Let's play with what could happen with revenues if the freak-out over China is real.  Let's say China is as bad as it seems.  Growth is slowing, demand is slowing, inventories are rising (something that was refuted in the Q3 report) - let's say that growth will be 20% less than we expected because of it.  That means my estimate of earnings growing ten cents in 2016 becomes growth of 8 cents, or 9.5%.  With slowing growth, let's say a fair multiple is down to 12 times earnings.  My $0.94 earnings estimate becomes $0.92 and my price target goes from around $13 to $11.04.  Let's get more dramatic and say earnings growth slows 60%.  Now the earnings estimate is $0.90.  the target is $10.80 at a 12x multiple and $9 at a 10x multiple.  The stock's price at the close of today's trade was $8.64.  Yes, the price is well under some of the worst case scenarios that I think could play out, given what I know right now.  Say ON can pull off the Fairchild deal - even if it decides to pay a couple more per share - the company would have to be worth more yet at that point.
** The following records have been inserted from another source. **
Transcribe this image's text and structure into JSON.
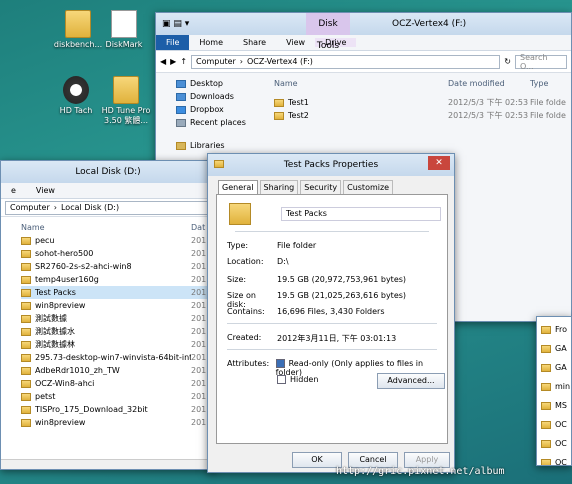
{
  "desktop": {
    "icons": [
      "diskbench...",
      "DiskMark",
      "HD Tach",
      "HD Tune Pro 3.50 繁體..."
    ]
  },
  "explorer_top": {
    "title": "OCZ-Vertex4 (F:)",
    "context_tab": "Disk Tools",
    "tabs": [
      "File",
      "Home",
      "Share",
      "View",
      "Drive"
    ],
    "address": [
      "Computer",
      "OCZ-Vertex4 (F:)"
    ],
    "search_placeholder": "Search O...",
    "nav": [
      "Desktop",
      "Downloads",
      "Dropbox",
      "Recent places",
      "Libraries"
    ],
    "columns": [
      "Name",
      "Date modified",
      "Type"
    ],
    "files": [
      {
        "name": "Test1",
        "date": "2012/5/3 下午 02:53",
        "type": "File folde"
      },
      {
        "name": "Test2",
        "date": "2012/5/3 下午 02:53",
        "type": "File folde"
      }
    ]
  },
  "explorer_left": {
    "title": "Local Disk (D:)",
    "tabs": [
      "e",
      "View"
    ],
    "address": [
      "Computer",
      "Local Disk (D:)"
    ],
    "columns": [
      "Name",
      "Dat"
    ],
    "files": [
      {
        "name": "pecu",
        "date": "201"
      },
      {
        "name": "sohot-hero500",
        "date": "201"
      },
      {
        "name": "SR2760-2s-s2-ahci-win8",
        "date": "201"
      },
      {
        "name": "temp4user160g",
        "date": "201"
      },
      {
        "name": "Test Packs",
        "date": "201"
      },
      {
        "name": "win8preview",
        "date": "201"
      },
      {
        "name": "測試數據",
        "date": "201"
      },
      {
        "name": "測試數據水",
        "date": "201"
      },
      {
        "name": "測試數據林",
        "date": "201"
      },
      {
        "name": "295.73-desktop-win7-winvista-64bit-inte...",
        "date": "201"
      },
      {
        "name": "AdbeRdr1010_zh_TW",
        "date": "201"
      },
      {
        "name": "OCZ-Win8-ahci",
        "date": "201"
      },
      {
        "name": "petst",
        "date": "201"
      },
      {
        "name": "TISPro_175_Download_32bit",
        "date": "201"
      },
      {
        "name": "win8preview",
        "date": "201"
      }
    ]
  },
  "explorer_right_fragments": [
    "Fro",
    "GA",
    "GA",
    "min",
    "MS",
    "OC",
    "OC",
    "OC"
  ],
  "dialog": {
    "title": "Test Packs Properties",
    "tabs": [
      "General",
      "Sharing",
      "Security",
      "Customize"
    ],
    "name_value": "Test Packs",
    "props": [
      {
        "k": "Type:",
        "v": "File folder"
      },
      {
        "k": "Location:",
        "v": "D:\\"
      },
      {
        "k": "Size:",
        "v": "19.5 GB (20,972,753,961 bytes)"
      },
      {
        "k": "Size on disk:",
        "v": "19.5 GB (21,025,263,616 bytes)"
      },
      {
        "k": "Contains:",
        "v": "16,696 Files, 3,430 Folders"
      },
      {
        "k": "Created:",
        "v": "2012年3月11日, 下午 03:01:13"
      }
    ],
    "attributes_label": "Attributes:",
    "readonly_label": "Read-only (Only applies to files in folder)",
    "hidden_label": "Hidden",
    "advanced_label": "Advanced...",
    "ok": "OK",
    "cancel": "Cancel",
    "apply": "Apply"
  },
  "watermark": "http://gric.pixnet.net/album"
}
I focused on the consumer electronics and automotive categories, but the company also plays in industrial and IoT (Internet of Things) spaces as well.  The latter, in particular is getting really hot and could become a growing space for the company.  The industrial uses are doing well too.  And even while I see automotive sales decreasing, the tech that is going into them is still reasonably new and strong.  More automation is coming into play and On has the cameras and sensors to make help make that happen.  All these things make it hard to believe the worst case scenario is in play.  Is it reasonable, for now, to lower my guidance and expectations?  Sure, that can be feasible.  Is a stock at $8.64 worth picking up if it seems like it's already below most downside risks and has $2 plus upside?  Darn tootin' it is.  However, this market isn't favorable and hasn't shown signs that everything is over with yet.  I haven't decided if I'll pick more up as I'm below my cost basis, but I certainly don't feel like selling it, unless I'm in a position that I must raise cash.  If that becomes the case, this may be one of the first to go despite how it seems under valued.  The stock, as a whole, is tied too closely to too many items that are at the heart of selling to just hold blindly when needing cash.  I don't anticipate the stock taking out lows of 2014 (about $7.44).  The stock shows technical signs that there is still room for more down side, but it seems limited as we're starting to push to oversold areas.  I could see the stock losing as much as 7%-8% more, putting us down around the $8 mark or it then breaks a longer term trend line, as shown by the longer and shallower of the 2 lines in the below graph.

So for now, I lower expectations of 2016 earnings to $0.92 at 12x earnings for the multiple.  My price target is $11 until I learn/hear more from the fourth quarter report or see something that changes these facts.  If my thesis is correct, I'm looking at 7% downside risk and 27% upside potential, given worse conditions, much less things not being as bleak as they seem.  As such, the stock is ranked a 1.